A few weeks back a troop of baboons spent the day on my farm feasting on grapes and sliding down my thatched roof. The result was an awful mess, dirty paw prints all over the walls, gutters hanging from their brackets, grape skins and roof thatch scattered all over the place. the rogues seem to really enjoy sliding down the thatch as well as digging around under the thatch for bugs to eat. It got me thinking about restios and thatching – one of the most well known fynbos-based industries.
In days before zinc and other roofing materials, thatch was the major roofing material in the Cape and must have been widely harvested from landscapes that were managed exclusively for maximizing thatch production. However, the introduction of zinc roofing at the end of the 1800s, coupled with the terrible fires associated with thatch roofs, led to the steady demise of thatching. By the mid 1900s, the thatch industry was almost dead, as was the skill of thatching. However, a resurgence in thatch – driven almost entirely by a demand in the luxury home sector, has occurred in the past 30 years.

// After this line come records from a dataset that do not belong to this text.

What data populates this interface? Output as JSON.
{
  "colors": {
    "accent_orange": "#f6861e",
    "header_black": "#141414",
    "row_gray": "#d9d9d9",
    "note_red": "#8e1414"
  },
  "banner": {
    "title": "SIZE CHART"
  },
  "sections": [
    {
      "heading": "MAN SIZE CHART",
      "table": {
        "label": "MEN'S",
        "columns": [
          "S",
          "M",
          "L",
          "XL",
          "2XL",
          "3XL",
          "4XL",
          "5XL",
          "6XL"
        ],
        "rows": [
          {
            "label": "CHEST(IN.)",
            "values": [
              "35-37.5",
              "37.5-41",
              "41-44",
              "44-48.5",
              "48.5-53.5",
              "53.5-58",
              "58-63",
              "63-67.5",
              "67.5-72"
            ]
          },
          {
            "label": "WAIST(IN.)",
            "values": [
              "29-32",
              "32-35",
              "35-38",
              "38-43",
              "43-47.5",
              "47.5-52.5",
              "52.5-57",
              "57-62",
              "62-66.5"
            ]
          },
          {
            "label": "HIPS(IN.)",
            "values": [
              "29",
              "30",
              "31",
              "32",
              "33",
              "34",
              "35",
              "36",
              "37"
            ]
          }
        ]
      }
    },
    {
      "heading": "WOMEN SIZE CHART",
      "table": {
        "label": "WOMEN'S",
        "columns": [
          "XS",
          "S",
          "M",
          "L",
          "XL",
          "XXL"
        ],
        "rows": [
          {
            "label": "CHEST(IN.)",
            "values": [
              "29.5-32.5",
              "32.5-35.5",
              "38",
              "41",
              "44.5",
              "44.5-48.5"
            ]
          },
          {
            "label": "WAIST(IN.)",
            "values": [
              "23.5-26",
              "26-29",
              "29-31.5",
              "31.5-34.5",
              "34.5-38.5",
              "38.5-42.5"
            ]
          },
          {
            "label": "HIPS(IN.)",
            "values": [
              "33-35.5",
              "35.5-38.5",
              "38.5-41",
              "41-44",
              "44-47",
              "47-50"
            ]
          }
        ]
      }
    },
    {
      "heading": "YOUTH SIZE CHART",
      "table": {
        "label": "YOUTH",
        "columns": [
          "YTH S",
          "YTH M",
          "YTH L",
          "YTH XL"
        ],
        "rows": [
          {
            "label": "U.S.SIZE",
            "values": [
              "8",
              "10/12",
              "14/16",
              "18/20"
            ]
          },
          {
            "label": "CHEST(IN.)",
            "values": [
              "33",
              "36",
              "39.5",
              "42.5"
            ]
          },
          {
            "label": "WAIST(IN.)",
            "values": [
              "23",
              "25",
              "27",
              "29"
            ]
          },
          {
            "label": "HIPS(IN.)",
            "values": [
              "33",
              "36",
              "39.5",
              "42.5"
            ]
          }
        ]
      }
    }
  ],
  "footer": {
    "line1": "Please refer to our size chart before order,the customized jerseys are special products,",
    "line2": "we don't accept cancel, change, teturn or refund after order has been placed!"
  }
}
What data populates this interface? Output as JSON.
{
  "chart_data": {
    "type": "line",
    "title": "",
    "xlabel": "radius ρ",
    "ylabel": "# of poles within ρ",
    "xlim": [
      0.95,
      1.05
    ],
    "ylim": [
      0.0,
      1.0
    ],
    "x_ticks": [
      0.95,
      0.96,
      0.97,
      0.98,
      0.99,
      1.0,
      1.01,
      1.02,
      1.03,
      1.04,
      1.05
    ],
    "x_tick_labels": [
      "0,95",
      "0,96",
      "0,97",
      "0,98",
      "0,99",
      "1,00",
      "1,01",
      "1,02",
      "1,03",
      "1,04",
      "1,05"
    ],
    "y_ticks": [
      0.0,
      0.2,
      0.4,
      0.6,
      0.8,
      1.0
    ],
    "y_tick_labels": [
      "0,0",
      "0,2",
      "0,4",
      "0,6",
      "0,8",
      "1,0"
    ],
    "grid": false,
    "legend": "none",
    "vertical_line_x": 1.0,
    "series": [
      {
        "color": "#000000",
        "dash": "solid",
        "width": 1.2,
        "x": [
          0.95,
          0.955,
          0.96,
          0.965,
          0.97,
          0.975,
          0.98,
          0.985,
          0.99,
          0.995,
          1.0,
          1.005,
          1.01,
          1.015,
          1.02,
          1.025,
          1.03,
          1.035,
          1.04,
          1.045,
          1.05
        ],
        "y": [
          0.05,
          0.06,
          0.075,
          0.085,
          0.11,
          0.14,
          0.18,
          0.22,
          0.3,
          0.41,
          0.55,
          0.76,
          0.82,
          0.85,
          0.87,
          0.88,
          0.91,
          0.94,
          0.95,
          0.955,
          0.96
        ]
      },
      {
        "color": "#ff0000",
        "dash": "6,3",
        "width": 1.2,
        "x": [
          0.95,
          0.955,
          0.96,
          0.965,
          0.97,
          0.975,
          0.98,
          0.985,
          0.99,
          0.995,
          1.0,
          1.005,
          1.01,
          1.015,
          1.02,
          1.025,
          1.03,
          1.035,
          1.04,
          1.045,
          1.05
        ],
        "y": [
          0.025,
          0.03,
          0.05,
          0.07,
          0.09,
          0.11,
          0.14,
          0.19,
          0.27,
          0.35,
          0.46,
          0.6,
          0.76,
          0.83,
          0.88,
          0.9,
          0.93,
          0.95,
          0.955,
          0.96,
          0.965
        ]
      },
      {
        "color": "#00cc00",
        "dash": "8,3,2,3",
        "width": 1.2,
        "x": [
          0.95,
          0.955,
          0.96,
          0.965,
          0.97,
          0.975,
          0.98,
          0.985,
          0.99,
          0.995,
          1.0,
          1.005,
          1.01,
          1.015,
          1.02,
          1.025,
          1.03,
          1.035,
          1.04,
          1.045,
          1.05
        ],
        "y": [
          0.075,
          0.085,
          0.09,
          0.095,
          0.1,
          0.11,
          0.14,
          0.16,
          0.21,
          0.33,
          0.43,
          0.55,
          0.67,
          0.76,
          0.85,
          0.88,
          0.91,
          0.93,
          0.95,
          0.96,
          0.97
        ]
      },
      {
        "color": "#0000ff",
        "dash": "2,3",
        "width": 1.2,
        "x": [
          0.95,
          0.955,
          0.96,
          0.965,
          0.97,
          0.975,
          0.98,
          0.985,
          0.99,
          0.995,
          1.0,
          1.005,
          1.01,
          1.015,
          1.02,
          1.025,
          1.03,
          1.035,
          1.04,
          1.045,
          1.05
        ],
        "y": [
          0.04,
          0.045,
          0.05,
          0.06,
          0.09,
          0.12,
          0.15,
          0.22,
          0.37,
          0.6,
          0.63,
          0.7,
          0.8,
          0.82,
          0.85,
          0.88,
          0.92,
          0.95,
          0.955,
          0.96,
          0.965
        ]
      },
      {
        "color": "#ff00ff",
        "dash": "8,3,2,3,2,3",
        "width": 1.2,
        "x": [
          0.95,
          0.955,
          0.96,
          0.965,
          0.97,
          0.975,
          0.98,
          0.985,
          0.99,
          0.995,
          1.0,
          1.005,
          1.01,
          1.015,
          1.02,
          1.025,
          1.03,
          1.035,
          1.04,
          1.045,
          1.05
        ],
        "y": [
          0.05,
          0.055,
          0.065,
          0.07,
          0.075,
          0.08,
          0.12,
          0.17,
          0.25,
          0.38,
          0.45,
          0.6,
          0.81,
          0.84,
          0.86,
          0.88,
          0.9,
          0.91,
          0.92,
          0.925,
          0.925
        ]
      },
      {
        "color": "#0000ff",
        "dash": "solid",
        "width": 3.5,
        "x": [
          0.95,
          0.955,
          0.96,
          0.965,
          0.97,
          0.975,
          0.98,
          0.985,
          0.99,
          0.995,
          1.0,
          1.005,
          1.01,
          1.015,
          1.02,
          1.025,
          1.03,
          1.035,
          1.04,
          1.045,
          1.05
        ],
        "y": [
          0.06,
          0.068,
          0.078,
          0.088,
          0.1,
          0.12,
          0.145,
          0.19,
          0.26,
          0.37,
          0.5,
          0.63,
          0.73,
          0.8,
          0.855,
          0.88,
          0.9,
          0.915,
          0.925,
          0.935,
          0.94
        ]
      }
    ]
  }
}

Today, Albertinia dekriet, also known as winterriet or mannetjiesriet (Thamnochortus insignis), supports an estimated R25 million industry in the Southern Cape, providing work for between 250 and 300 people in the primary production sector and countless more on construction sites. The species’ long, hardwearing culms found in fynbos veld are the preferred thatching material and considered superior to the thatching grasses of the summer-rainfall region. Consequently, about half of the Southern Cape production is sold in the northern and eastern parts of the country where a lively demand for game lodges has caused the price to rise considerably. Related species like Thamnochortus erectus (somerriet, wyfieriet) and Chondropetalum tectorum are also used as thatch, but commercial thatchers pay a premium for T. insignis.
Very little value is added locally on ninety per cent of the crop; the rest is manufactured into thatching tiles which can be installed by relatively unskilled thatchers. These tiles are exported into the Middle East, Australia and New Zealand, where demand is reported to be strong.
Thamnochortus insignis occurs naturally on sandy neutral to alkaline soils of the coastal plain between Cape Agulhas and the Gouritz River. Where it occurs naturally, it is a dominant part of the landscape, mostly in uneven stands, although dense stands also occur. In some areas, reed veld is heavily invaded by rooikrans (Acacia cyclops).
Fortunately for me the art of thatching is still alive and thriving in nearby Elim – where virtually all the houses are still thatched in traditional style. A local Elim thatching team spent the weekend repairing my roof and now its as good as new – so long as the baboons stay away!